AK: O disco tá fazendo um ano agora, né. A gente já fez duas turnês pela Europa, inclusive essa última nós tocamos no Download Festival, tocamos na China, na África do Sul, na Nova Zelândia. Então, o disco é realmente muito forte, que trouxe uma formação nova com o Eloy, uma energia boa, muita ideia, um fenômeno na bateria, um músico excepcional. A influência do titulo mesmo veio do filme "Metropolis", mas apesar da gente não ter feito um álbum temático sobre o filme, como foi no Dante Alighieri, ou no “Laranja Mecânica”, essa foi uma coisa mais aberta, a frase em si inspirou a gente a escrever as letras, e é como ela diz: o que passa pela sua cabeça e ação pelas mãos, sem passar pelo coração, te torna num robô, né. Então, é muito do que a gente vê hoje em dia, essa coisa meio robotizada, você tem que tomar cuidado com o que você fala, com o politicamente correto, como o Washington Oliveto mesmo fala sobre os limites da propaganda hoje em dia, com os programas de humor, você não pode falar nada que estará sempre ofendendo alguém. Então a gente fala disso, dessa falta de liberdade de expressão, de falta de você ser livre, de poder usar o coração pra se expressar, da parte humana, de contestar, de protestar e não aceitar tudo que os meios de comunicação te falam. Hoje em dia a gente tem essa possibilidade da imprensa alternativa, na internet, a gente pode ver o que a CNN, a BBC e a Al Jazeera por exemplo, estão falando, pode ler sobre várias vertentes de teorias das conspirações. E fora isso, todas as coisas alternativas falando dos mesmos temas em torno disso sobre isso, mas num ponto de vista diferente. Então isso ajuda você a criar pelo menos uma opinião, e não seguir a dos outros, porque você tem que ter uma. Então, acho que é uma frase muito forte, muito representativa, e que inspirou a escrever tudo que a gente escreveu. Apesar de ser uma frase longa, mas acho que a arte é isso mesmo, é pra quebrar regras e barreiras, a gente nunca teve medo de arriscar. Mais uma coisa diferente que a gente faz na vida, né?

 

RB:  E claro, Ross Robinson, como foi o papel de incentivo dele no conceito do disco?

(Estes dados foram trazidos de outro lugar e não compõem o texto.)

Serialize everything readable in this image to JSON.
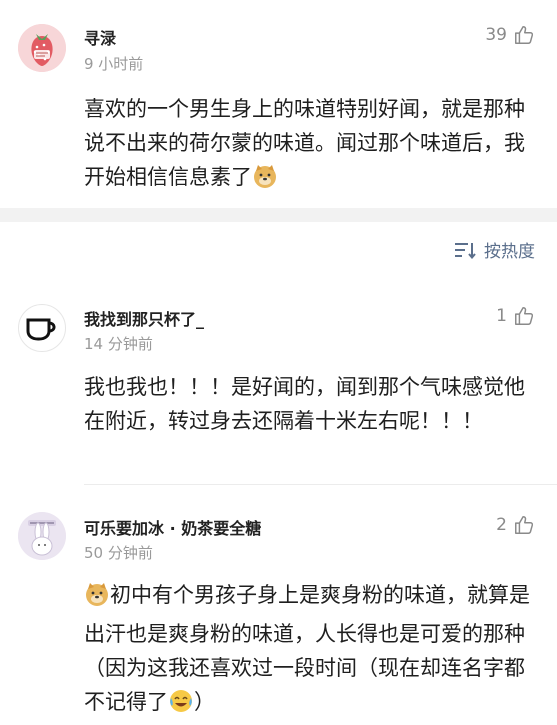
{
  "comments": [
    {
      "username": "寻渌",
      "time": "9 小时前",
      "likes": "39",
      "text": "喜欢的一个男生身上的味道特别好闻，就是那种说不出来的荷尔蒙的味道。闻过那个味道后，我开始相信信息素了"
    },
    {
      "username": "我找到那只杯了_",
      "time": "14 分钟前",
      "likes": "1",
      "text": "我也我也！！！是好闻的，闻到那个气味感觉他在附近，转过身去还隔着十米左右呢！！！"
    },
    {
      "username": "可乐要加冰 · 奶茶要全糖",
      "time": "50 分钟前",
      "likes": "2",
      "text_a": "初中有个男孩子身上是爽身粉的味道，就算是出汗也是爽身粉的味道，人长得也是可爱的那种（因为这我还喜欢过一段时间（现在却连名字都不记得了",
      "text_b": "）"
    }
  ],
  "sort_label": "按热度",
  "icons": {
    "like": "thumbs-up-icon",
    "sort": "sort-icon",
    "doge": "doge-emoji-icon",
    "cry_laugh": "laugh-cry-emoji-icon"
  },
  "colors": {
    "accent": "#5b6f8c",
    "muted": "#9a9a9a",
    "band": "#f2f2f2"
  }
}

AK: A gente chegou lá com o material praticamente uns 80, 90 por cento, sabendo a direção de cada tema e tudo, e o Ross entrou naquela fase final quando a gente foi pro estúdio, naquela semana de pré-produção, de escutar os temas, e o Ross o é um cara fantástico, um grande amigo, que respeita a banda, o som da banda, a gente teve um trabalho fantástico no Roots, um trabalho marcante para nossa carreira e na dele também, e a gente tava muito feliz em podermos trabalhar juntos de novo. Nós fomos para casa para gravarmos, passamos um mês inteiro em Los Angeles, num lugar espetacular e bem focados no disco, ele trouxe toda a experiência e toda a maluquice dele (risos) que é sempre bem vinda, aquela coisa de não ter medo em testar, em deixar erros, e ele gosta que o músico trabalhe no limite, para o músico quebrar esse limite e trazer coisas novas. Foi uma coisa fantástica, e também ressalto destacar a participação do Steve Evetts, que mixou o disco e deu toda a unidade pras loucuras que a gente criou no estúdio com o Ross. Ele já produziu o Roorback, o Revolusongs, e também conhece bem nosso esquema.

 

RB: Eloy, essa é pra você: eu considero você um "self made man", ou seja, o cara que por esforço próprio, grana, garra, construiu seu estilo de bateria, e conquistou o respeito e portanto o espaço para tocar em bandas de proeminência nacional e internacional, mesmo com pouca idade. Como foi pra você tocar em três estilos de música pesada, apesar de digamos "parecidos", ainda assim diferentes, como o metal melódico do Andre Matos, o metalcore/post-hardcore do Gloria e a mistura de thrash, tribal, groove metal do Sepultura? Afora as modificações que eu fui percebendo nos shows dessas três bandas no seu kit, como você foi se adaptando aos estilos das três bandas, cada uma em sua época?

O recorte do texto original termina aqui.